Megan has funded healthcare for 7 patients in 5 countries.

patients you have funded

"I am unhappy that I have right ear pain, and it is difficult to communicate with other people," shares Sao, a 39-year-old wife and mother. She works as a cook and cares for her parents in her home in Cambodia. “For two years, Sao has experienced discharge from her right ear every day as well as hearing loss,” our medical partner, Children’s Surgical Centre (CSC), tells us. “She has been treated with antibiotics at another hospital, but her condition did not improve.” Doctors at CSC have discovered a cholesteatoma—an abnormal skin growth located behind the eardrum—in Sao’s right ear. A cholesteatoma initially develops as a cyst after chronic ear infections or perforation of the eardrum. Over time, the cyst sheds layers of old skin that collect within the ear. Without treatment, a cholesteatoma can grow large enough to cause hearing loss, dizziness, or facial paralysis.
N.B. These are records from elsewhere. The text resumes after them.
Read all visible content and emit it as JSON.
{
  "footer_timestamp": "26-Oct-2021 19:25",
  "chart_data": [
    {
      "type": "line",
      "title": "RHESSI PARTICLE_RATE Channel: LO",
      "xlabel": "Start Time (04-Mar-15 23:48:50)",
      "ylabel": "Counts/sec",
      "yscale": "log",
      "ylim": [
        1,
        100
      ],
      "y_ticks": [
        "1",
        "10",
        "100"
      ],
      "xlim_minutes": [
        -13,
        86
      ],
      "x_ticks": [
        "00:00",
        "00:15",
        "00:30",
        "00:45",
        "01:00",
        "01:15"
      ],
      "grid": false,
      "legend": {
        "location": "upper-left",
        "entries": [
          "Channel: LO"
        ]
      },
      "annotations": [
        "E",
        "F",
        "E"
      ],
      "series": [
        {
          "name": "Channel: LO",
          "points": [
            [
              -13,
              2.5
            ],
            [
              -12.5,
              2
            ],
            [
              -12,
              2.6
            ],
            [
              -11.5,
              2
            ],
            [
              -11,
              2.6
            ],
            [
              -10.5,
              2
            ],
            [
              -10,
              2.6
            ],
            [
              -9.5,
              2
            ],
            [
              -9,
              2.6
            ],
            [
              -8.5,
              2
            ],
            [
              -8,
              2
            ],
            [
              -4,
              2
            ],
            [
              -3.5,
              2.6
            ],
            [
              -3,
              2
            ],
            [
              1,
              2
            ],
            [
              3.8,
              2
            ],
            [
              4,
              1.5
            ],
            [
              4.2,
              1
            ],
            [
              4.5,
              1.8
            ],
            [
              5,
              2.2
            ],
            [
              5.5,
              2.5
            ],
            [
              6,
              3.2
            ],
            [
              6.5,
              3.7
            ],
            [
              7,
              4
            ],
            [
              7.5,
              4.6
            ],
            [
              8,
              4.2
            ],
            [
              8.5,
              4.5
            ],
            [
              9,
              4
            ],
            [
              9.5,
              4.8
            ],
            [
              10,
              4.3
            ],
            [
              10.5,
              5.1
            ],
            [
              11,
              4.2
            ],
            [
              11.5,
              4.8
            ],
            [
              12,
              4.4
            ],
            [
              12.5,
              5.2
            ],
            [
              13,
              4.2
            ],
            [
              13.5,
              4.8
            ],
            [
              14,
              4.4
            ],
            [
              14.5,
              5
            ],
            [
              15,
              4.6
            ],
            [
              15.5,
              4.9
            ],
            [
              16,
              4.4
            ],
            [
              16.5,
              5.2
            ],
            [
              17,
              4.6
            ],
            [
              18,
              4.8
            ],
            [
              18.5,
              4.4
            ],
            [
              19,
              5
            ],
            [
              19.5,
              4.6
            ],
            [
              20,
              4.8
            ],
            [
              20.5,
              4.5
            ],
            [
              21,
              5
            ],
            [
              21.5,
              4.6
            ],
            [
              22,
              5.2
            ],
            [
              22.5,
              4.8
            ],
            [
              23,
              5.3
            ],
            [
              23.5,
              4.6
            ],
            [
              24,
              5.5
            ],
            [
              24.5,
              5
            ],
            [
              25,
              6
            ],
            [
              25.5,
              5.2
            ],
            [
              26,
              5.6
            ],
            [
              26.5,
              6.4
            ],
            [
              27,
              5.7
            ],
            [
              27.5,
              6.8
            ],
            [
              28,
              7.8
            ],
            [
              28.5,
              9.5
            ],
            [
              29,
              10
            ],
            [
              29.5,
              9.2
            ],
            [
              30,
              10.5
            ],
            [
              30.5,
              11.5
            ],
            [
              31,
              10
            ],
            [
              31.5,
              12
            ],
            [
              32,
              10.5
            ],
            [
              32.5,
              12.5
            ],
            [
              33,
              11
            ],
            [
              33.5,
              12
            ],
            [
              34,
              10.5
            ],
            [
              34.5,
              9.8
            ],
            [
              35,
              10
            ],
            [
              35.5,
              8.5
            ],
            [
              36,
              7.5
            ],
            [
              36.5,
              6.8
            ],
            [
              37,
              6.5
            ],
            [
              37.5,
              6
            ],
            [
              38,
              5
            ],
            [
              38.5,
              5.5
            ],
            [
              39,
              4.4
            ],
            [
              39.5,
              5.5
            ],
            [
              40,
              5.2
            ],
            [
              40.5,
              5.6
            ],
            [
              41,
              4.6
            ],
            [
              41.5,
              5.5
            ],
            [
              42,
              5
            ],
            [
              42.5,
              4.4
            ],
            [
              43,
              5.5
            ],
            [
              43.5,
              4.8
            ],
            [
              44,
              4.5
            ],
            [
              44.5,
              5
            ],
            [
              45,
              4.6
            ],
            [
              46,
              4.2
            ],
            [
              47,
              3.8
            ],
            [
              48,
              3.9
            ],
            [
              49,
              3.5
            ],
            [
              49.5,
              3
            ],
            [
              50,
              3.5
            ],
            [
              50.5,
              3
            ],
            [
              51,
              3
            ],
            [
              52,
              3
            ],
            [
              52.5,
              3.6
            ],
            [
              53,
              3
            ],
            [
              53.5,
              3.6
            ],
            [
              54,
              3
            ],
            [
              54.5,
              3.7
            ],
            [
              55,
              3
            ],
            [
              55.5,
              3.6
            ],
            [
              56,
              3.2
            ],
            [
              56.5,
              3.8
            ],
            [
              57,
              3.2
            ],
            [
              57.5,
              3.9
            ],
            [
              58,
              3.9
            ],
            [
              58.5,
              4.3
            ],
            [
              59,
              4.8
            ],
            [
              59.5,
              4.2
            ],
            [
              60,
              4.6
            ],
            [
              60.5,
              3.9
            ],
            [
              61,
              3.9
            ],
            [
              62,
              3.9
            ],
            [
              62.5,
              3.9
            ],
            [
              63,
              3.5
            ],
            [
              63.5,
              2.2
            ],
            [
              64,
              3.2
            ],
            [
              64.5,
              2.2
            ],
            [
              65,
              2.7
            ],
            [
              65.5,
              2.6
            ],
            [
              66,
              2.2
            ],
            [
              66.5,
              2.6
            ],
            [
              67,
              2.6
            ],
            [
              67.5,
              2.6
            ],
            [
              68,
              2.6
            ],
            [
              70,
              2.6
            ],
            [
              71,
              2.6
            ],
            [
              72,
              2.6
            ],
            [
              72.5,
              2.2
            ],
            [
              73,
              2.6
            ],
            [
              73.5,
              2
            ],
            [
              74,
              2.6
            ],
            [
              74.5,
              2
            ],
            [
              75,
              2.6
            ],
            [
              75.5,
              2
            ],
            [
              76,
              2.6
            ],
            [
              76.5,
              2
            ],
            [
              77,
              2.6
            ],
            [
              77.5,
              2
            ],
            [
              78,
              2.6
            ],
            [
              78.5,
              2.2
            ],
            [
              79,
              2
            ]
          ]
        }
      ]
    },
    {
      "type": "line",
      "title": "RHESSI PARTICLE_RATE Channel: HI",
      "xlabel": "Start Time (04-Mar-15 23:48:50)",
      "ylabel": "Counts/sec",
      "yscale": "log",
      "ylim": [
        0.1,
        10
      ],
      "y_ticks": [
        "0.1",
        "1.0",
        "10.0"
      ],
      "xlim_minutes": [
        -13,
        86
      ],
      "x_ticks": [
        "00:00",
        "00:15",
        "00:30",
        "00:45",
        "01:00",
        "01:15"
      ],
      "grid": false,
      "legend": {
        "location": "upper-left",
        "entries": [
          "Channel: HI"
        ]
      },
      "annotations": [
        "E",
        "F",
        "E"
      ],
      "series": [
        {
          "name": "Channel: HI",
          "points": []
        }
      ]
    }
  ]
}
Treatment for Sao is a mastoidectomy, a surgical procedure in which doctors remove the diseased cells in the hollow, air-filled spaces in the skull behind the ears. The cells—known as mastoid air cells—are diseased as a result of the chronic ear infections that spread to the skull structures near Sao’s right ear. Doctors will also remove the cholesteatoma that has grown behind her right eardrum. $809 pays for surgery for Sao as well as two hearing tests, one night in the hospital, one day of inpatient post-operative care, and three outpatient follow-up visits in the month following surgery. “Sao’s ear discharge and pain will stop after the surgery,” says CSC. Sao’s uncle, who accompanied her to the appointment at CSC, looks forward to a successful procedure for his niece. "I hope after the operation is done, Sao's ear discharge will stop, and she can have good hearing and health,” he shares.

Fully funded

Maria, a 17-month-old girl from Guatemala, loves to play with a doll lent to her by a neighbor. “Maria is a generally happy child,” shares our medical partner, Wuqu’ Kawoq (WK). “Maria is the youngest of five children and her mother is pregnant with a 6th. She is cared for by her 10-year-old sister who generally watches over all of the children, while their father works on a committee for the government health center and their mother works weaving textiles to sell.” Maria has acute malnutrition, and in the last several months she has been sick often with diarrhea and a cough. “Maria is weak and she is far below the average height and the average weight for her age,” says WK. With another child on the way, Maria’s mother does not have the resources to take Maria to a doctor. Her family fears they cannot afford the protein rich foods and the medicine Maria needs to recoup her weight and height. Childhood malnutrition has serious consequences that persist into adulthood. “Her immune system will continue to weaken and mental and physical development will be compromised which will, in turn, affect her ability to succeed in school and the work force,” explains WK. With $535, Maria will be provided with micronutrients, food supplements, and medication to treat her diarrhea and cough. After treatment, she will have more energy and her risk for chronic diseases later in life will be reduced. Lastly, her mother will enroll in WK's nutrition education courses. Maria’s mother shares, “Parents want what is best for their children, but without money we just simply cannot achieve this.”